Wakil Ketua Fraksi Partai NasDem DPR RI Willy Aditya menilai jika Pilkada serentak nasional dilaksanakan tahun 2024 maka akan banyak Pelaksana Tugas (PLT) kepala daerah dalam waktu yang cukup signifikan sehingga akan berdampak pada tanggung jawab politik terhadap rakyat karena hak publik menjadi terabaikan.

“Pelayanan publik jadi terganggu.

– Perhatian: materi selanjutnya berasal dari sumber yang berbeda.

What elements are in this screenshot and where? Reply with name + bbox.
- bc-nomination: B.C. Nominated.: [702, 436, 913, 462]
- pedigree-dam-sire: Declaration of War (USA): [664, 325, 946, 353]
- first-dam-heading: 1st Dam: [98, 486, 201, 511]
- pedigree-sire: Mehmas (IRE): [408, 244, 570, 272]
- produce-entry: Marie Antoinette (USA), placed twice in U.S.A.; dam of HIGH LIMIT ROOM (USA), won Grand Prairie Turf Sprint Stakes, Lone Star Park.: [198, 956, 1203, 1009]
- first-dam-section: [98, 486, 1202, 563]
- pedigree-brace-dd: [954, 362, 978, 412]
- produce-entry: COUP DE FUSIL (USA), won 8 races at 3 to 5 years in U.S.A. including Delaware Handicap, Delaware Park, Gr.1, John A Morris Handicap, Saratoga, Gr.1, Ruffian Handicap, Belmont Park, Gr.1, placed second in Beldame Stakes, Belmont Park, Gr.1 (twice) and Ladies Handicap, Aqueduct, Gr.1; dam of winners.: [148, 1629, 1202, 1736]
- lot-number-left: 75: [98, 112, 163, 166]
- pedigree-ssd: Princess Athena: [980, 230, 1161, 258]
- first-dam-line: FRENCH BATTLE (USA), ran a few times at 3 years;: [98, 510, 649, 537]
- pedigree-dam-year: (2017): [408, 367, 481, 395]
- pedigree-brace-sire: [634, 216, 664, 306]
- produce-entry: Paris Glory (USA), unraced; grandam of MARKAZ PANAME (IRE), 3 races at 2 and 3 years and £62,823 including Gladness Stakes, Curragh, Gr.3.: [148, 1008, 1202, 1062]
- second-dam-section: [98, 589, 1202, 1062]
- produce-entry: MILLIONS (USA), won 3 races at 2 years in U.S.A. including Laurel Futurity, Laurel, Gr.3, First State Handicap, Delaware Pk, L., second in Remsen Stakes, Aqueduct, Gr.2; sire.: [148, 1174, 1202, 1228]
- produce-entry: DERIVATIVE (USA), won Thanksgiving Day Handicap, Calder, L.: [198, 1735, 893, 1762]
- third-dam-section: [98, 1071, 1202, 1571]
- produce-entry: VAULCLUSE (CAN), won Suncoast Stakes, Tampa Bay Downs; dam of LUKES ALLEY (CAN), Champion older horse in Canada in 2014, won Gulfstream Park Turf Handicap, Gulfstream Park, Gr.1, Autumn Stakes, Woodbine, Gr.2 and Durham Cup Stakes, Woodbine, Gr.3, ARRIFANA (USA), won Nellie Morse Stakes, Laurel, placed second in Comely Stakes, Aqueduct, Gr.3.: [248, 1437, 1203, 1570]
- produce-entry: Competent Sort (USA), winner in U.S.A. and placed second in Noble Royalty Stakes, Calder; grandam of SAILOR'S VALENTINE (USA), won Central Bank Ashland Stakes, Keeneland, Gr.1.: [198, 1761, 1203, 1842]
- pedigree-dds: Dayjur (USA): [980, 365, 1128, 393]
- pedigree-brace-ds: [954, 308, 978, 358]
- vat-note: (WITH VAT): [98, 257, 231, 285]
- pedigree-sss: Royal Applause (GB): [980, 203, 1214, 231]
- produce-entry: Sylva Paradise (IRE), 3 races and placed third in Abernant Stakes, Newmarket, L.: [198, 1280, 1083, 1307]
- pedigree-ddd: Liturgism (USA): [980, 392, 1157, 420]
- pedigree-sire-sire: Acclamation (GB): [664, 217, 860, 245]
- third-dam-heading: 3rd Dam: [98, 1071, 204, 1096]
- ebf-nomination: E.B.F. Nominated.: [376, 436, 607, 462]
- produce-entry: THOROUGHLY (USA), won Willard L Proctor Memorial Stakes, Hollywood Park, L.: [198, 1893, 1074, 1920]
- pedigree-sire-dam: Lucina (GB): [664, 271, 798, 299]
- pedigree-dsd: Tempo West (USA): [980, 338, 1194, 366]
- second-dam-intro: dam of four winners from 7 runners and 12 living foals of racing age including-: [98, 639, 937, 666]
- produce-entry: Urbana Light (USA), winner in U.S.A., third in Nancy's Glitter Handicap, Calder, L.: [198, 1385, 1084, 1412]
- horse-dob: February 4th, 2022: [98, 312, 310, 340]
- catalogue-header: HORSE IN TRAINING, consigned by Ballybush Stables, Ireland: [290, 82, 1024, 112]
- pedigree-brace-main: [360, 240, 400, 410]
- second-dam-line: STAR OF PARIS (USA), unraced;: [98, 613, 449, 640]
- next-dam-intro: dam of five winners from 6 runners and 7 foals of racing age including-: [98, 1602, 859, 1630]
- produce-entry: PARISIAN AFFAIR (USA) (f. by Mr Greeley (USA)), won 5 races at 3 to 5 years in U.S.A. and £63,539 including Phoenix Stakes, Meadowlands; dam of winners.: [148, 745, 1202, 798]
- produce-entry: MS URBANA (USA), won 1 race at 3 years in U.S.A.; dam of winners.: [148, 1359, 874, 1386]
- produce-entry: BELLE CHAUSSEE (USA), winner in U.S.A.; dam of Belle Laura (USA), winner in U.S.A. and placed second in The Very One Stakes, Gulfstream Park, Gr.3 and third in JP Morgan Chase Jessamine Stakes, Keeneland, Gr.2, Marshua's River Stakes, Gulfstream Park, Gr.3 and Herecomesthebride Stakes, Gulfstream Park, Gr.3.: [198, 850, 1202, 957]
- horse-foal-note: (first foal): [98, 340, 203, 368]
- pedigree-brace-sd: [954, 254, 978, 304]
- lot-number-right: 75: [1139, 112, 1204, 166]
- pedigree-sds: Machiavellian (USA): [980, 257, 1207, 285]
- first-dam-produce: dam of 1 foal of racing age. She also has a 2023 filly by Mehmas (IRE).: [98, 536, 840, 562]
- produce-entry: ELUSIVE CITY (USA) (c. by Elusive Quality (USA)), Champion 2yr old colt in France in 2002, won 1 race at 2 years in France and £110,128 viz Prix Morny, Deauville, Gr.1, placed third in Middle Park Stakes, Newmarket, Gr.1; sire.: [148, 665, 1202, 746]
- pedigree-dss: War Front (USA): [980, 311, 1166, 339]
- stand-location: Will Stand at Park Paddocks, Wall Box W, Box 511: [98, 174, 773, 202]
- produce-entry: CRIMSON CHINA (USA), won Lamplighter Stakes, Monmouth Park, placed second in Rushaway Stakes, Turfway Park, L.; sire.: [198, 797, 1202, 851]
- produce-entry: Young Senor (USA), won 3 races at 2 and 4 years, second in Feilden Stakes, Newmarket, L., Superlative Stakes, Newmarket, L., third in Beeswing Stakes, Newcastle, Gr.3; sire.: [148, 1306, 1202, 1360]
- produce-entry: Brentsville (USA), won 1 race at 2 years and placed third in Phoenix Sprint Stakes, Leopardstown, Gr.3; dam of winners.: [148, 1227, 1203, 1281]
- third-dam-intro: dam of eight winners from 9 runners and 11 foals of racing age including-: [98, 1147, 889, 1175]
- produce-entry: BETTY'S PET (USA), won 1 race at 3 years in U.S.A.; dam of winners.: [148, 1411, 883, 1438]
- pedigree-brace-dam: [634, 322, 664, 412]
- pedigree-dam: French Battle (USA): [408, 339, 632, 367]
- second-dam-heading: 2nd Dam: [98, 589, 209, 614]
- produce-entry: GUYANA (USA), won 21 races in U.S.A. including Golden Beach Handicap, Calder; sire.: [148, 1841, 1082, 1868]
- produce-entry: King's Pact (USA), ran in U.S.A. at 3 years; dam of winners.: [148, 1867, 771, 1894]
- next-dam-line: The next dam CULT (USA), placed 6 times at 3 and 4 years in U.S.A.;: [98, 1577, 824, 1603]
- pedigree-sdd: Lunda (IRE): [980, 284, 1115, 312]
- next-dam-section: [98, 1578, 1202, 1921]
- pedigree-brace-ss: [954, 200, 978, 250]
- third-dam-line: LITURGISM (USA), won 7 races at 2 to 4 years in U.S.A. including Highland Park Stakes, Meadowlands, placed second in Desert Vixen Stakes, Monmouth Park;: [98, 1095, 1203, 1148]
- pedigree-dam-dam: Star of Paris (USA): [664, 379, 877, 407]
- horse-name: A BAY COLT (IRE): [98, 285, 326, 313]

Padahal kebutuhan publik adalah salah satu tanggung jawab utama seorang pemimpin hasil pemilihan” kata Willy di Jakarta, Senin.

Hal itu dikatakannya terkait wacana normalisasi pelaksanaan Pilkada serentak nasional yang akan diatur dalam Rancangan Undang-Undang (RUU) Pemilu.

Menurt Willy, Pemilu dan Pilkada adalah kunci dari perwujudan kedaulatan rakyat sehingga jika ada pihal lain yang bermaksud menghilangkan atau menunda proses tersebut, maka harus diperiksa dari mana mandat itu didapatkan.

Selain itu dia menilai, Pemilu atau Pilkada merupakan mekanisme pemberian otoritas politik dari warga negara kepada penguasa. Supremasi yang dimiliki oleh suatu pemerintahan, sesungguhnya adalah supremasi yang didelegasikan dari rakyat.

“Mandat rakyat untuk pemimpin baik nasional maupun daerah hanya lima tahun, dan itu adalah waktu bagi rakyat mendapatkan haknya untuk memilih kembali pemimpinnya” ujarnya.

Dari sisi teknis Willy menjelaskan, pelaksanaan Pilkada serentak Tahun 2024 juga terlalu beresiko karena penggabungan Pemilu dan Pilpres 2019 harus menjadi pelajaran penting.

Dia menilai, jangan sampai kekacauan dan korban jiwa yang tidak pernah terpikirkan sebelumnya terulang dan menjadi lebih parah akibat tidak mau mengambil pelajaran tersebut.

“Kita harus berani mengakui masih terus berproses dalam upaya memperbaiki sistem elektoral karena masih banyak kekurangan sana-sini, baik secara kuantitatif maupun kualitatif” ujarnya.

Wakil Ketua Baleg DPR RI itu mengatakan, dari sisi regulasi, Putusan Mahkamah Konstitusi Nomor 55/PPU-XVII/2019 yang telah mengubah pendiriannya soal konstitusionalitas pemilu serentak 5 kotak sebagai satu satunya pilihan yang konstitusional.

Putusan itu menurut dia menunjukkan bahwa “kita tidak boleh menjadi manusia legalis, ada aspek aspek lain yang harus dilihat secara dialektis”

“Baik dari aspek sistemnya, efisiensi dan efektivitas-nya, dan teruttama aspek menyangkut hak pemilih dan kemaslahatan penyelenggaranya. Intinya, semua dimensi kehidupan politik kita haruslah ditujukan bagi upaya mencerdaskan kehidupan bangsa” katanya.